America's Big Car Comeback and the Twilight of Pure Driving

A Kia Sportage SUV at the Paris Motor Show on Oct. 3 Photograph by Simon Dawson/Bloomberg

Americans are still crazy about cars, a love affair reaffirmed by October sales data released Monday morning, Nov. 3. But what if we no longer care that much about the experience of driving them?

Sure, a vocal minority is still clamoring for enjoyable rides in such vehicles as Porsches, Corvettes, and Ford Motor’s new Mustang. Yet the mainstream American driver seems to have a waning interest in speed, acceleration, and sharp steering. Instead, cargo space often goes at the top of the car shopping list these days, along with safety and size in general. The lure of Costco, in other words, is trumping that of curvy roads.

Consider the cluster of brands that is Fiat Chrysler. Everything in its garage that resembles a regular-size car—from the Dodge Dart to the Chrysler 200 sedan—has seen sales slump this year. All its machines that are bigger, burlier, or both—Jeeps and pickup trucks—have enjoyed a sales surge. Even the Chrysler Town & Country minivan is hot for a minivan.

The supersizing extends to the American auto industry at large. In the first nine months of the year, sales of traditional and so-called crossover SUVs were up 12.2 percent, far ahead of every other segment. The machines that excel at just shuttling a couple of people around—compact and midsize autos—suffered static sales results, and big old sedans started looking increasingly like dinosaurs.
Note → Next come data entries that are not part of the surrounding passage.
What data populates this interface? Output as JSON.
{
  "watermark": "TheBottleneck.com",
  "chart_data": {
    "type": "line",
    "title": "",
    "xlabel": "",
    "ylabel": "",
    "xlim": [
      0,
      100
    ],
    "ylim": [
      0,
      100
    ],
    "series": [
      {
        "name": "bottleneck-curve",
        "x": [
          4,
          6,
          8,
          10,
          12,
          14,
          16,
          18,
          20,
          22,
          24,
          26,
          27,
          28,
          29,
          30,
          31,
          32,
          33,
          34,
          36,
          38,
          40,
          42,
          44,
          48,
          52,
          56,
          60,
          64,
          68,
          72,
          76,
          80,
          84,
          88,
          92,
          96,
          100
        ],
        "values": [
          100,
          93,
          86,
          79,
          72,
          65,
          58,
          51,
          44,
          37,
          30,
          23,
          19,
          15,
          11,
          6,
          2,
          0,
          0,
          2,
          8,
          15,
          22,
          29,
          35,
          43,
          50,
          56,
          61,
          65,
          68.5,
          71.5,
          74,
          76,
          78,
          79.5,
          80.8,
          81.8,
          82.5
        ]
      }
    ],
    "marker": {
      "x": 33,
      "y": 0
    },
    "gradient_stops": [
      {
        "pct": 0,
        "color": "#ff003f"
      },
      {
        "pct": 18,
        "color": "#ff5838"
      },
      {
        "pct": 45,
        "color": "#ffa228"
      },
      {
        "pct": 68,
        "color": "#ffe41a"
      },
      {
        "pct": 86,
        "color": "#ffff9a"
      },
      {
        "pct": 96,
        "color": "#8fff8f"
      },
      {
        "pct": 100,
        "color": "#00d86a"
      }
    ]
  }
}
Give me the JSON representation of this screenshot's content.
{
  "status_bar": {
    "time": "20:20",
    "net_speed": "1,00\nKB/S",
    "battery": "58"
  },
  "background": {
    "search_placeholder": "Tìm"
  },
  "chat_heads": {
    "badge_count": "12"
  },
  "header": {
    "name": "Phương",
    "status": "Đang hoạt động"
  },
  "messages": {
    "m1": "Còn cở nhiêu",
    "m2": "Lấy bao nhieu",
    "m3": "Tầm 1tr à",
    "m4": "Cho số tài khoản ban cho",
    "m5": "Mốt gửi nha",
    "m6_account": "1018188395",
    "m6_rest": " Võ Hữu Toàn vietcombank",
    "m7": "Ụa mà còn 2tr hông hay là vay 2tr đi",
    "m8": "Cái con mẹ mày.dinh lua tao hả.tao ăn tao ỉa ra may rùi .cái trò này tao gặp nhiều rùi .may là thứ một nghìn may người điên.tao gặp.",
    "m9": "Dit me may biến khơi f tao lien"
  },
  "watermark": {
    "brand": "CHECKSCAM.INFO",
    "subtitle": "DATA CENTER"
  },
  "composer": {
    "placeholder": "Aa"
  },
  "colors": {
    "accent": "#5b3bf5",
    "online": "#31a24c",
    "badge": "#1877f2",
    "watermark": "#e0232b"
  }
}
Swooning gas prices have accelerated the trend, giving shoppers one less reason to opt for something low and light. The average price of a gallon of gasoline is now $2.98, the lowest it has been in almost four years, according to AAA.

Of course, big cars these days are a lot more fun to drive than they used to be. But those improvements have happened across the industry. A current-model minivan can corner like the average American family sedan in the 1990s, but today’s sedan, in turn, has performance stats once seen only in sports cars.

Detroit and the folks at Fiat headquarters in Turin, Italy, are likely thrilled with the fashion of increasing size. Bigger vehicles tend to cost more and command larger profit margins. And who cares what kind of cars people are buying, as long as they are, in fact, buying?

In fact, there is some evidence that Americans tend to buy simply the biggest car they can afford. SUV and truck-buying last peaked in 2005, when the economy was humming along nicely.

Bloomberg Intelligence Analyst Kevin Tynan still thinks this should be a little disconcerting to car executives. “All of this tells me we don’t want to drive any more,” he wrote in an e-mail this morning. “People would happily sit in the passenger seat of a mobile egg and let the vehicle drive itself while they play Angry Birds.”

Google is already hard at work on that self-driving machine, and carmakers would do well to catch up. Look for it in 2018: the all-new Cadillac Escalade Egg.